Heathrow Airport has told airlines to stop selling summer flight tickets as it imposes a strict cap on passenger numbers.

July 12, 2022
By Neil Lancefield
12 July 2022

Heathrow Airport has ordered airlines to stop selling tickets for summer flights as it imposes a cap on passenger numbers.

No more than 100,000 daily departing passengers are permitted until September 11, London’s main airport announced.

Airlines planned to operate flights with a daily capacity averaging 104,000 seats over that period, according to Heathrow.

That figure was much higher before carriers such as British Airways cancelled thousands of flights due to disruption across the aviation sector.

Travellers queue at security at Heathrow Airport. The airport warned that it may ask airlines to cut more flights from their summer schedules to reduce the strain if the chaos persists. (AP Photo/Frank Augstein, File)

Around 131,000 passengers departed on Heathrow's busiest day on record, August 4 2019.

The cap will lead to more cancellations, but passengers will not be entitled to compensation from airlines as the cause will be classified as outside their control.

Some carriers may choose to operate flights with empty seats.

Soaring air fares will increase further as the number of available seats is further cut.

In recent months many passengers have faced long queues and not had their luggage put on their flights.

Airlines were able to take advantage of a Government scheme which meant they had until July 8 to cancel summer flights without losing their future rights to valuable take-off and landing slots.

John Holland-Kaye
John Holland-Kaye, Heathrow's chief executive, says more action is needed. (Yui Mok/PA)

Some airlines took "significant action" but "others have not", according to Heathrow chief executive John Holland-Kaye.

In an open letter to passengers, he wrote: "Further action is needed now to ensure passengers have a safe and reliable journey.

"Our assessment is that the maximum number of daily departing passengers that airlines, airline ground handlers and the airport can collectively serve over the summer is no more than 100,000.

"The latest forecasts indicate that even despite the amnesty, daily departing seats over the summer will average 104,000 - giving a daily excess of 4,000 seats.

"On average only about 1,500 of these 4,000 daily seats have currently been sold to passengers, and so we are asking our airline partners to stop selling summer tickets to limit the impact on passengers."

Mr Holland-Kaye admitted there are "some critical functions in the airport which are still significantly under-resourced", such as ground handling.

A Virgin Atlantic spokeswoman said the company is "ready to deliver its full schedule this summer".

She went on: "However, we support proactive measures being taken by Heathrow to reduce disruption, as long as action proposed does not disproportionately impact home carriers at the airport.

"Action should be based on thorough analysis showing the most effective measures to improve the situation and keep customers moving.

"We look forward to seeing Heathrow's comprehensive plan for returning to normal operations as soon as possible."

Guy Hobbs, acting editor of consumer magazine Which?

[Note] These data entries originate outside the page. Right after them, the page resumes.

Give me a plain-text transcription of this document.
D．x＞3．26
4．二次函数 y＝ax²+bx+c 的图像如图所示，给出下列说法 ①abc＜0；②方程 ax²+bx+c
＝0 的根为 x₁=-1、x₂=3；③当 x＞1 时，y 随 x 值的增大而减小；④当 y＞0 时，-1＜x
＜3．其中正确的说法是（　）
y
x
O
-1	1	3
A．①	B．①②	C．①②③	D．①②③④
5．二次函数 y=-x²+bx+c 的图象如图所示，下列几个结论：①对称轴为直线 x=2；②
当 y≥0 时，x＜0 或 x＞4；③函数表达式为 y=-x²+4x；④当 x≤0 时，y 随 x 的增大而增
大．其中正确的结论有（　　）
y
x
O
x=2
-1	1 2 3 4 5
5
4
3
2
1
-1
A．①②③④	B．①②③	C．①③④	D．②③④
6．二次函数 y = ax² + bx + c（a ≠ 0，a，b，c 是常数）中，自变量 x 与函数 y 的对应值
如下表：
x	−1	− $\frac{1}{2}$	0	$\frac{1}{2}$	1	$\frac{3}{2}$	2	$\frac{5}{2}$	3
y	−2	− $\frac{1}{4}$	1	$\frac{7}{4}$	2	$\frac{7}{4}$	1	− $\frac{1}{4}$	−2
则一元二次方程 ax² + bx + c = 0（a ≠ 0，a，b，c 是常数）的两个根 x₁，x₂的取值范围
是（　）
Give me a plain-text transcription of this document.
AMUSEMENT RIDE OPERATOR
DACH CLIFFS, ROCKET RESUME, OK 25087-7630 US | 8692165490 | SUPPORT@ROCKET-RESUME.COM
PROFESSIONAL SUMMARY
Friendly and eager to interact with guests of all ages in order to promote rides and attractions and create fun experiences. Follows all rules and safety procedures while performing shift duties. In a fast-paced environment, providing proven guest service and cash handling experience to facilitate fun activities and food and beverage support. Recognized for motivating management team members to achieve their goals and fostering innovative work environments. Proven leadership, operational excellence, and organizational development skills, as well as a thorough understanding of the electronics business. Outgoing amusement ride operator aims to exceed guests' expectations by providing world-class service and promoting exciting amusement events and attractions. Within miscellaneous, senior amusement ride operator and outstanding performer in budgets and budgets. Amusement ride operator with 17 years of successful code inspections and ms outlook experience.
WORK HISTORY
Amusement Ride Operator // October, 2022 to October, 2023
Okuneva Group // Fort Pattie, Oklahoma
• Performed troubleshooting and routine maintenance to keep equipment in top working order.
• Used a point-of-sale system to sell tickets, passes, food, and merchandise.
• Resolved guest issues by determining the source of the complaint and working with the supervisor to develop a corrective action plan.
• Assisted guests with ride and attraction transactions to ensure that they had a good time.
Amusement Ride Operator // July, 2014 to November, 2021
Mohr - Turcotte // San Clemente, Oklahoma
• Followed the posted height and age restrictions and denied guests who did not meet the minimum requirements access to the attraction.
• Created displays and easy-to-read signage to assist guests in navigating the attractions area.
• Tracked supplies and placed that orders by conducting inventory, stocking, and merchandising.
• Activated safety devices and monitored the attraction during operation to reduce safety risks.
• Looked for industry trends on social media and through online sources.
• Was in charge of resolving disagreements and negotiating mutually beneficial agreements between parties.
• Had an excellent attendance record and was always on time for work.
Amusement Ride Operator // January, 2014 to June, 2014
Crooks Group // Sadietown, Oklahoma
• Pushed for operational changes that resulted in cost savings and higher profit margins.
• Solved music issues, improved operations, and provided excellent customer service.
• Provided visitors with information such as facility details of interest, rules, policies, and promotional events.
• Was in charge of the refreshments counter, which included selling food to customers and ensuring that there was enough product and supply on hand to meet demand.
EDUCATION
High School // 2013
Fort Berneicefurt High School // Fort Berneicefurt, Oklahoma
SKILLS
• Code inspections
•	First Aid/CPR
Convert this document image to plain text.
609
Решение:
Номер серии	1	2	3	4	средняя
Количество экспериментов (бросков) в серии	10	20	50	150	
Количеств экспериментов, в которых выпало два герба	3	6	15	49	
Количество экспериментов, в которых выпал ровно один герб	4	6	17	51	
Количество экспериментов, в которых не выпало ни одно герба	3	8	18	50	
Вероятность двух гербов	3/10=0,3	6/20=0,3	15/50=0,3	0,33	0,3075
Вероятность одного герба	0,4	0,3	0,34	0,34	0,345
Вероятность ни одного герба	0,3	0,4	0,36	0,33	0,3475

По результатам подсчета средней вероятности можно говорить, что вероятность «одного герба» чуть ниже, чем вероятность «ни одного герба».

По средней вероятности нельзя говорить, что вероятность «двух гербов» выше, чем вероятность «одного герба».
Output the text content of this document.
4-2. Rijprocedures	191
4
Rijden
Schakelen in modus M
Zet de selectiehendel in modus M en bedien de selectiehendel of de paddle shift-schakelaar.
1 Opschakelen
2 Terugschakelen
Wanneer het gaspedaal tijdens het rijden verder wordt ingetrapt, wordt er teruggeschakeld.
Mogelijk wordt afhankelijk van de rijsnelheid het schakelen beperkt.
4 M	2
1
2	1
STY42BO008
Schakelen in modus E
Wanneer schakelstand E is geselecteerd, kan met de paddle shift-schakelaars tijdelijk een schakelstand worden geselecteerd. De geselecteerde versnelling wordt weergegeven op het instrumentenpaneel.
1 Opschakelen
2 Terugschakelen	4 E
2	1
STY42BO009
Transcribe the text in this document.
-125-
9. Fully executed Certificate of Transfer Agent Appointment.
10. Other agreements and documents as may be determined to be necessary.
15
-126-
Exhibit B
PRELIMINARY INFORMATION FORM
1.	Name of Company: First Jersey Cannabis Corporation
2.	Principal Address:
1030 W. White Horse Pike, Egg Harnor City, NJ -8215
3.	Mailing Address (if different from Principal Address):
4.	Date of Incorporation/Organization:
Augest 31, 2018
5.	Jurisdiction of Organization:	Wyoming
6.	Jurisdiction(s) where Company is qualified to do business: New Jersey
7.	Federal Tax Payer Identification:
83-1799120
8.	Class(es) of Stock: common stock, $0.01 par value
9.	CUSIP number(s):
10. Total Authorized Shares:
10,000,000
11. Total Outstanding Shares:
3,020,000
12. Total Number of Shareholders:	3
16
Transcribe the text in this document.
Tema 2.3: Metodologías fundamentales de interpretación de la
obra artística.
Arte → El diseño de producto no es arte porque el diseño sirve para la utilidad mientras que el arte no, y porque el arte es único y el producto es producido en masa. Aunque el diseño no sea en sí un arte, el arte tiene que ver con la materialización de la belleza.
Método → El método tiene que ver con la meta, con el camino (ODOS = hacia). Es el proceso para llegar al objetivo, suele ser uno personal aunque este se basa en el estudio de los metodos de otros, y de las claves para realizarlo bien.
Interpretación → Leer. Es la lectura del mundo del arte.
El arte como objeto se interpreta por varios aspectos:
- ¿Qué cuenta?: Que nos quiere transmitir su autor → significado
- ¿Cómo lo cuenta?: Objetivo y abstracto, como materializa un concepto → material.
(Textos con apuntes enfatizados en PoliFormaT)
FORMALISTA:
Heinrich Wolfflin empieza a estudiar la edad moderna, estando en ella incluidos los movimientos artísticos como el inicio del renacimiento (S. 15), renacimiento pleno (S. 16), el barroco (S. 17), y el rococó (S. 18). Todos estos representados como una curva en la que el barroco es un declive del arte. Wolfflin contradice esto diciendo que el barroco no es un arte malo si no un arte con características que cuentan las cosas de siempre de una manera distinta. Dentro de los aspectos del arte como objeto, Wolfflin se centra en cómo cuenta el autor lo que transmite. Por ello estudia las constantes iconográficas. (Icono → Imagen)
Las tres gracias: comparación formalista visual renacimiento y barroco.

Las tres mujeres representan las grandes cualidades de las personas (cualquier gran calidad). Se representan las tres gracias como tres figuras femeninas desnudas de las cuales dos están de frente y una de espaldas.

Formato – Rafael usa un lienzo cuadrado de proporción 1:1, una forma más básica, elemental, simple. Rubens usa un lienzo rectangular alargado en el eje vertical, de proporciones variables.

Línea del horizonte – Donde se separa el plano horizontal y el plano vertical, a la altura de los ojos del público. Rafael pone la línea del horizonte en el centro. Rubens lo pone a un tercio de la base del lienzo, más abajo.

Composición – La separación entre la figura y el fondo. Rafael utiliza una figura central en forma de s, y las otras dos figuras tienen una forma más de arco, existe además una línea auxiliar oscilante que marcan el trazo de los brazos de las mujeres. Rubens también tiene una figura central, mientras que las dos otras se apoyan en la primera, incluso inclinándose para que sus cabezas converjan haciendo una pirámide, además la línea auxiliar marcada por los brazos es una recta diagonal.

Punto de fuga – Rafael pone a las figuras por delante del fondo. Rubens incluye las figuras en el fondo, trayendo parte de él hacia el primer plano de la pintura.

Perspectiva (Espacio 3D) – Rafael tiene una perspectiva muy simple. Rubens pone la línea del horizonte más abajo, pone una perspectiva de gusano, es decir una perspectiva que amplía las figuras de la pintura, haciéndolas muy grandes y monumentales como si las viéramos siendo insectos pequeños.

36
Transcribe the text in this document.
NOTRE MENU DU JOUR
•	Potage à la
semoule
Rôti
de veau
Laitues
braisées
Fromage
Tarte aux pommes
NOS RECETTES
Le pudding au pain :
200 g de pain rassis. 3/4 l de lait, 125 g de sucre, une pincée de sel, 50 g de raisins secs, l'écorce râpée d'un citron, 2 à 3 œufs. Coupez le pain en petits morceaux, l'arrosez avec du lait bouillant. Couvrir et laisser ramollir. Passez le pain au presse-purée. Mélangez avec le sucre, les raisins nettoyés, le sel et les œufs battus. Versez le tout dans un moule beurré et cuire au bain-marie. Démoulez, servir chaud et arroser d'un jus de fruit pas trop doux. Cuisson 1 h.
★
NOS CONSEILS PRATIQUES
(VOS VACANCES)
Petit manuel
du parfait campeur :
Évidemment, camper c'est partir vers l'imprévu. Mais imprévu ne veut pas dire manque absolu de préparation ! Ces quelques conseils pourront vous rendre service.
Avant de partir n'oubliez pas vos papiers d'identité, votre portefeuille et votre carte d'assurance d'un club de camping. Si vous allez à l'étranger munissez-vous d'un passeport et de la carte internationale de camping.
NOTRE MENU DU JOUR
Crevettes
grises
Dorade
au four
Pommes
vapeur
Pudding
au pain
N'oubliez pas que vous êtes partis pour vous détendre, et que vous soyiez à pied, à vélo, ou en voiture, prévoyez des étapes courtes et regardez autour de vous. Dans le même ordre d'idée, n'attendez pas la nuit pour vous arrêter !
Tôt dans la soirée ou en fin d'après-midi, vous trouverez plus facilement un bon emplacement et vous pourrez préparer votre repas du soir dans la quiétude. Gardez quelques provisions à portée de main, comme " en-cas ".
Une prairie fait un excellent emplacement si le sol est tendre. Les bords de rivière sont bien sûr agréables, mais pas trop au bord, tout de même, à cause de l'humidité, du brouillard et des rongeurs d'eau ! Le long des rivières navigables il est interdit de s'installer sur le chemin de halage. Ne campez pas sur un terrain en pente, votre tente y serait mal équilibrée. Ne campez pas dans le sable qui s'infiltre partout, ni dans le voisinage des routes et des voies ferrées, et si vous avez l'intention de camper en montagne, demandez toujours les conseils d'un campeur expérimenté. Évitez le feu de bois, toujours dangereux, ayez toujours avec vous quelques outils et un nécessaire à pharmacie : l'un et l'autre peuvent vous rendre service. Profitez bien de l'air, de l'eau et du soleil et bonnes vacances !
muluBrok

Travel, said: "Thousands of people will now be worrying about whether their flight or holiday plans are about to fall apart.

"Heathrow must work with airlines to quickly provide clarity on which flights are being cut, and airlines need to be upfront with those passengers affected about their right to be rebooked at the earliest opportunity, including on services from other airlines."

British Airways, the largest airline at Heathrow, was approached for a response.